BOULDER CITY, Nevada — President Barack Obama launched a bold defense of his energy policy Wednesday, fending off an election year onslaught by Republican foes who blame him for high gas prices.
“As long as I’m president, we will not walk away from the promise of clean energy,” Obama said during a visit to a solar energy plant in Boulder City, Nevada.
Obama said he had been unable to get an energy and climate change bill through Congress, as he had promised during his campaign, because “some” politicians were bent on preventing public investment in solar energy.
“If these guys were around when Columbus set sail, they’d be charter members of the Flat Earth Society,” Obama joked, stressing that all US energy resources should be tapped at a time when gas prices hover on average above $3.85 per gallon (3.79 liters).
His trip was part of a two-day tour of four states as his reelection campaign heats up ahead of November’s general elections.
Obama was due to next head to oil and gas production fields on federal lands in New Mexico, in order to highlight his administration’s “commitment to expanding domestic oil and gas production.”

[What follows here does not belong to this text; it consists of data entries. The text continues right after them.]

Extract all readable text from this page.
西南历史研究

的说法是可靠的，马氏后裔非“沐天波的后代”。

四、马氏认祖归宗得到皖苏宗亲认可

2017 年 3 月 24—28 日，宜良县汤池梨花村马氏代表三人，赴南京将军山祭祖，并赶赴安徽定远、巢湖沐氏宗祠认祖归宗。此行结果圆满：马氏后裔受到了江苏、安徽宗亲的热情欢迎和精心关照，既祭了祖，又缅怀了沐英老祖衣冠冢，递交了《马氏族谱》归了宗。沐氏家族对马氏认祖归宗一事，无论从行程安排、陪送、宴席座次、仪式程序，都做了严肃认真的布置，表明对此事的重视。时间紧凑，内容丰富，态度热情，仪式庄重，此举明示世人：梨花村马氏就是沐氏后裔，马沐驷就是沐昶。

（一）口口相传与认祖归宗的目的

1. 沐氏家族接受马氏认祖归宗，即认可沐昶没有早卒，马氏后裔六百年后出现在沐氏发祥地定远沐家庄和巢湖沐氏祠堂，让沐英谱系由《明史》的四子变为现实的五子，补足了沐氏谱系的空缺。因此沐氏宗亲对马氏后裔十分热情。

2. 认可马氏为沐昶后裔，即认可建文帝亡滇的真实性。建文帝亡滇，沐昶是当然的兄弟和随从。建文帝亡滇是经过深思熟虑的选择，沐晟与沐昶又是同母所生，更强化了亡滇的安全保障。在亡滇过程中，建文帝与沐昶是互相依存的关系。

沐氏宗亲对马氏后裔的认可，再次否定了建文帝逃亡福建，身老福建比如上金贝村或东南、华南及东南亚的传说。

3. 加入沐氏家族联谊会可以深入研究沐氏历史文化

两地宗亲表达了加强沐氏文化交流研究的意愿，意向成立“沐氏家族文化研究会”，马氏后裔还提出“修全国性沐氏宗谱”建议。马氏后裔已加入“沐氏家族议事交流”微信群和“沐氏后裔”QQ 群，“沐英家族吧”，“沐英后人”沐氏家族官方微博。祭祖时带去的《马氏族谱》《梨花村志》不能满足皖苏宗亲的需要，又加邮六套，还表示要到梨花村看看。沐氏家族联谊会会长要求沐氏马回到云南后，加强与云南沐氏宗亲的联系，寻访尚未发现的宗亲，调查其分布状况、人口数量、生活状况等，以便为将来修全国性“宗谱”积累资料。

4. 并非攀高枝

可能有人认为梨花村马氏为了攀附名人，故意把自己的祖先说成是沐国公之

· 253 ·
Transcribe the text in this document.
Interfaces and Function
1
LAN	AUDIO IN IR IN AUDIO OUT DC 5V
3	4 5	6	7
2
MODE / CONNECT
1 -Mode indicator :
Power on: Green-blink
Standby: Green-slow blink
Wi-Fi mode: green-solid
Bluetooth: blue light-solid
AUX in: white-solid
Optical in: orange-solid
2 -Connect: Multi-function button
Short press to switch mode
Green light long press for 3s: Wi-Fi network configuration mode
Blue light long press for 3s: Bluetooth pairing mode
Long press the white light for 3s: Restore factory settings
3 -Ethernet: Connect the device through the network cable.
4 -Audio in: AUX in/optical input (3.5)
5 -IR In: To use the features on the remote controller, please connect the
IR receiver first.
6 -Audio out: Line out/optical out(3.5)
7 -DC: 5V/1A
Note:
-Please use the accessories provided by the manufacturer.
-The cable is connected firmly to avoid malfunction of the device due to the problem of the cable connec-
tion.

But in a jab at Republicans, Obama said “an energy strategy that focuses only on drilling and not on an energy strategy that will free ourselves from our dependence on foreign oil, that’s a losing strategy.”
He urged Congress to repeal subsidies to oil companies and redirect them instead toward green energy efforts.
Nevada and New Mexico are both considered key battlegrounds ahead of the November 6 ballots, when Obama hopes to score a second four-year mandate ahead of the world’s superpower.
Although unemployment has dropped in recent months, allowing the Democratic president to make gains in polls, rising oil prices triggered by tensions in the Middle East have cast a shadow over the US economic recovery.
Candidates for the Republican presidential nomination have sharpened their criticism of Obama.
Tuesday, frontrunner Mitt Romney reprised his attacks on Obama’s economic policies and cast the general election as a choice between “economic freedom” and “job-killing regulation.”
On Thursday, the president will be in Oklahoma, a state that consistently votes in the Republican column but is the proposed site of a portion of the giant Keystone XL oil pipeline.
Republicans have attacked Obama for rejecting a northern portion of the $7 billion dollar pipeline, which was supposed to link Canada to the Gulf Coast of Texas.
Obama has delayed a decision on the pipeline until 2013, allowing Republicans to claim that Democrats have turned down a project supporters insist would quickly create 20,000 US jobs and help bring down fuel prices in the sour economy.
In Oklahoma, Obama is expected to announce a new executive order to identify regionally and nationally significant infrastructure projects, including oil pipelines.
Before returning to Washington, Obama will make a stop in Ohio, a bellwether state in the White House race, to discuss energy research and development.